Not a chance. Every single amendment was resisted by Mary Wallace, the Junior Minister for Disability, and voted down by the Government. The reasons she gave for her opposition to further strengthening the Bill were so fatuous as to be laughable. You couldn’t impose a condition that reports of the Authority be debated by the Dáil or considered by the Cabinet because the Dáil and Cabinet are busy places. You don’t need a procedure to enable someone who is neglected or abused to have their cases investigated, because such a procedure already exists in the Employment Equality Act (which only deals with people at work, and has no bearing on people in care – and whole sections of that Bill have been amended to exclude people with disabilities anyway).
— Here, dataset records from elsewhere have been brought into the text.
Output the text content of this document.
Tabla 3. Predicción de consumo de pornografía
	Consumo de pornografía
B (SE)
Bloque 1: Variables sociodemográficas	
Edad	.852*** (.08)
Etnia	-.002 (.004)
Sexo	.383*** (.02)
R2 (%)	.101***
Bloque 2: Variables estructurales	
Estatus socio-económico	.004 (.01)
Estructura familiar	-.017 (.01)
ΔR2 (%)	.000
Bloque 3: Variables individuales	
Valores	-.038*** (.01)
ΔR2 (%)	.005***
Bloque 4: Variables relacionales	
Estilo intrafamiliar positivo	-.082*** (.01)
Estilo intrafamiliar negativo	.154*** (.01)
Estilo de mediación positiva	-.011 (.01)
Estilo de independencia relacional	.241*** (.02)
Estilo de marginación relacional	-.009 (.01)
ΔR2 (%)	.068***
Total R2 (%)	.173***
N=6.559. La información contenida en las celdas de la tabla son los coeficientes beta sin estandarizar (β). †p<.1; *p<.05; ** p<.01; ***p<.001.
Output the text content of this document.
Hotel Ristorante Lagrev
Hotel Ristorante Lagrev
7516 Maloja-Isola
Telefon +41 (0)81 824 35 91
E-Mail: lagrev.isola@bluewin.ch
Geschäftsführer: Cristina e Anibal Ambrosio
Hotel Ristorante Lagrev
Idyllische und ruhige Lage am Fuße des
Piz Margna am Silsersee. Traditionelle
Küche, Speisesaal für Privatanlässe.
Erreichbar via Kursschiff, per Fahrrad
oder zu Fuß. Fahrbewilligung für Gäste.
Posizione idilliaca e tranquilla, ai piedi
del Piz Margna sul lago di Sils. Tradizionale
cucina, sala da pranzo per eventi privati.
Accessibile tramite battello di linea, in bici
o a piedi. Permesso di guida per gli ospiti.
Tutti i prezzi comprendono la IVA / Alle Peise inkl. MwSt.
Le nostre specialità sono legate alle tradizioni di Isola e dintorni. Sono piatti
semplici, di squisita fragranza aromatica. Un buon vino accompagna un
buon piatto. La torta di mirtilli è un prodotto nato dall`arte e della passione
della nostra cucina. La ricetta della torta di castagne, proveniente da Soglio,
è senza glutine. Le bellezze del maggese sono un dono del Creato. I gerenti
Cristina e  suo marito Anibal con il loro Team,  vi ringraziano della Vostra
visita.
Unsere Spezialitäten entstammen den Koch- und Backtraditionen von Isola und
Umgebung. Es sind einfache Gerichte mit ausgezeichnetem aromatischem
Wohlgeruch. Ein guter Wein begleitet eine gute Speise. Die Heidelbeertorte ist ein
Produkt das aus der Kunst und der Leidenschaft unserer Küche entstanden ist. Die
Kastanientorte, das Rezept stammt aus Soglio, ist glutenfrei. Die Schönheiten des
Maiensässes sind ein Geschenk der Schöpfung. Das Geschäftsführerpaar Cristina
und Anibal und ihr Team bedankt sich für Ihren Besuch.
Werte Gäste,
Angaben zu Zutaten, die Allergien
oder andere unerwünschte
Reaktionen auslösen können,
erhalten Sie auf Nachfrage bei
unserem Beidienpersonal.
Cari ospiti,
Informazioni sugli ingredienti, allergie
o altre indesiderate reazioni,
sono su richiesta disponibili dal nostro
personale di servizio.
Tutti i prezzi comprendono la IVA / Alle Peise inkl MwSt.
If Mary Wallace or her Government colleagues watched States of Fear – if they know anything of the stories told by Paddy Doyle, Annie Ryan, and many others – she and they have learned nothing from the experience. Because they haven’t, they’ve allowed the usual bureaucratic responses to dictate how we will behave in the future. They should be ashamed of themselves.

  1. I’m not sure what year it was written but it’s probably 8 to 10 years ago. Sorry I can’t be of more help. It hardly makes a difference – that much I agree with Frank.

  2. “It happened in Ireland, in the midst of a community that prided itself on its love of children and deep religious values.”

    There you have it. Adherence to the dogma of organised religion, in this case, Roman Catholicism, inevitably results in the abuse and violation of children, from every sector of society.

    Fergus Finlay is deluding himself if he thinks he escaped that “normalised” abuse and violation of children. He may have suffered less as a child than Paddy Doyle did, but he was still raised in the same socio-political systemm and is therefore a product of it.

  3. What year was the article written Paddy? I suppose in a way it doesn’t make any difference to the content in this kip of a country.